Vous comprendrez que je ne trouve pas ça beau. Ça ne l’a jamais été dans ma tête, malgré que ce soit à la mode. La chanson de Cabrel est belle en français et je trouve qu’elle perd tout son charme en la chantant dans une langue vraiment moins poétique (mon humble avis hein !).
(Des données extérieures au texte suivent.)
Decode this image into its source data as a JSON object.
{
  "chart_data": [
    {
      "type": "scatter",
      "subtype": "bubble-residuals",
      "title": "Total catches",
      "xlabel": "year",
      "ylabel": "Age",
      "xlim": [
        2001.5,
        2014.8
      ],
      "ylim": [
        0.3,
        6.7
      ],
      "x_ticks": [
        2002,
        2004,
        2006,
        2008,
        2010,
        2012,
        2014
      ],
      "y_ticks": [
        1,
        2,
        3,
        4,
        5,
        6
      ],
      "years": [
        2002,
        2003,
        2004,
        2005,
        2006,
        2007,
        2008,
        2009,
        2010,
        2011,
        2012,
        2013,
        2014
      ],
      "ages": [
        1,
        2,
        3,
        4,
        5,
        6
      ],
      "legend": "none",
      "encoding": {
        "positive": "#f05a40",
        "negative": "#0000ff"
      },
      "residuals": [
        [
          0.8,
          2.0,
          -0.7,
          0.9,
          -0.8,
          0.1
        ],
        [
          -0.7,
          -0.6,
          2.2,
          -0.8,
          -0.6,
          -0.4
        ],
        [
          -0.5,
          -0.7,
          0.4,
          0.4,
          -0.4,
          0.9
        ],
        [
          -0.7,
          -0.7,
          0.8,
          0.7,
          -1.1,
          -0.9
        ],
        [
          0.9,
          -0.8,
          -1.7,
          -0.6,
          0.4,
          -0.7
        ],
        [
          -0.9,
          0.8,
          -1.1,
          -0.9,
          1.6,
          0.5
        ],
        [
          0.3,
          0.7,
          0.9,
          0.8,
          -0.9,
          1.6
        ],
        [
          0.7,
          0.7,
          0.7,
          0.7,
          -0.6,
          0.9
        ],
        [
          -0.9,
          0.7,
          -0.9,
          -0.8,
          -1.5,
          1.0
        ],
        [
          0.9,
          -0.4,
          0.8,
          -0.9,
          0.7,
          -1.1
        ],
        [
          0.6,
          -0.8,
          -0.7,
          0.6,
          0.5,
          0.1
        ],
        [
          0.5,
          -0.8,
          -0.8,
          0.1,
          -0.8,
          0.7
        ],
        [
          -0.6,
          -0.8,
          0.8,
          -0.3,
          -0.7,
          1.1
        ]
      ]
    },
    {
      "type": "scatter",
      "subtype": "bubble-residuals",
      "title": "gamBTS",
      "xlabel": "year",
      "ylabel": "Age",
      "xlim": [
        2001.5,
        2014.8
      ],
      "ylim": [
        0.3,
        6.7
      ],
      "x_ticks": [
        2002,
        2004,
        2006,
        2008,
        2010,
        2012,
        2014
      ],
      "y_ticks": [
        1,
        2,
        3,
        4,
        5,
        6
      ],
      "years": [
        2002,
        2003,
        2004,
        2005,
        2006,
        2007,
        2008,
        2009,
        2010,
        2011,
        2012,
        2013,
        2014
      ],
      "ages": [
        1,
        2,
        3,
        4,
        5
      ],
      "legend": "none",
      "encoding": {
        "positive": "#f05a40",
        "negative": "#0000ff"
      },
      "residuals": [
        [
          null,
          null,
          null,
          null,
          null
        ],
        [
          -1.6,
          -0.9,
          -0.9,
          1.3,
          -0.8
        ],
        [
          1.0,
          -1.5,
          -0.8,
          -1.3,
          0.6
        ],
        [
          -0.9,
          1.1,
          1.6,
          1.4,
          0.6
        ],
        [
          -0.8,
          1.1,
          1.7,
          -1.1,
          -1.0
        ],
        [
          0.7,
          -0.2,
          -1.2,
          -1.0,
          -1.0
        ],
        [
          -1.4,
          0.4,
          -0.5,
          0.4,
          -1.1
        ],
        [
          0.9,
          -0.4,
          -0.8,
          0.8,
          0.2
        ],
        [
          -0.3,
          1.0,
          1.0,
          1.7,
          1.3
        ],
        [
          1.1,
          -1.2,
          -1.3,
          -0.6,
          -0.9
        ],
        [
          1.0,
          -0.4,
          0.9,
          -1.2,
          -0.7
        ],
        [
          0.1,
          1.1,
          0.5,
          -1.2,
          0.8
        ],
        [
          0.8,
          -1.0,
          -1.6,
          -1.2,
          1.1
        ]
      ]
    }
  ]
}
Quand j’ai commencé à écrire ces quelques lignes, j’avais le goût de vous donner d’autres exemples pour rire, s’amuser et pour qu’on se rende compte ensemble à quel point ce concept est malaisant et que ce n’est pas sorti du cerveau du plus grand génie de cette Terre. Puis bon, je me suis dit que c’était méchant… déjà que je me lâche pas mal lousse en ce moment. Donc, je vous ai concocté une petite chanson de mon cru, juste pour le plaisir :P.
Hoooo my love
When you eat your toasts in the bed
I feel like a housewife
Arrête de faire des graines
Arrête de faire des graines
Please honey stop it
I can’t handle it
…etc.
?
Je sais, je sais, j’abuse un peu le concept ici (lol), mais vous comprenez probablement où je veux en venir. Je veux aussi préciser que j’aurais pu prendre un autre exemple que Jonas, je ne veux tout de même pas m’acharner sur son cas hein ;), puisque nous savons tous que ce phénomène nous envahit…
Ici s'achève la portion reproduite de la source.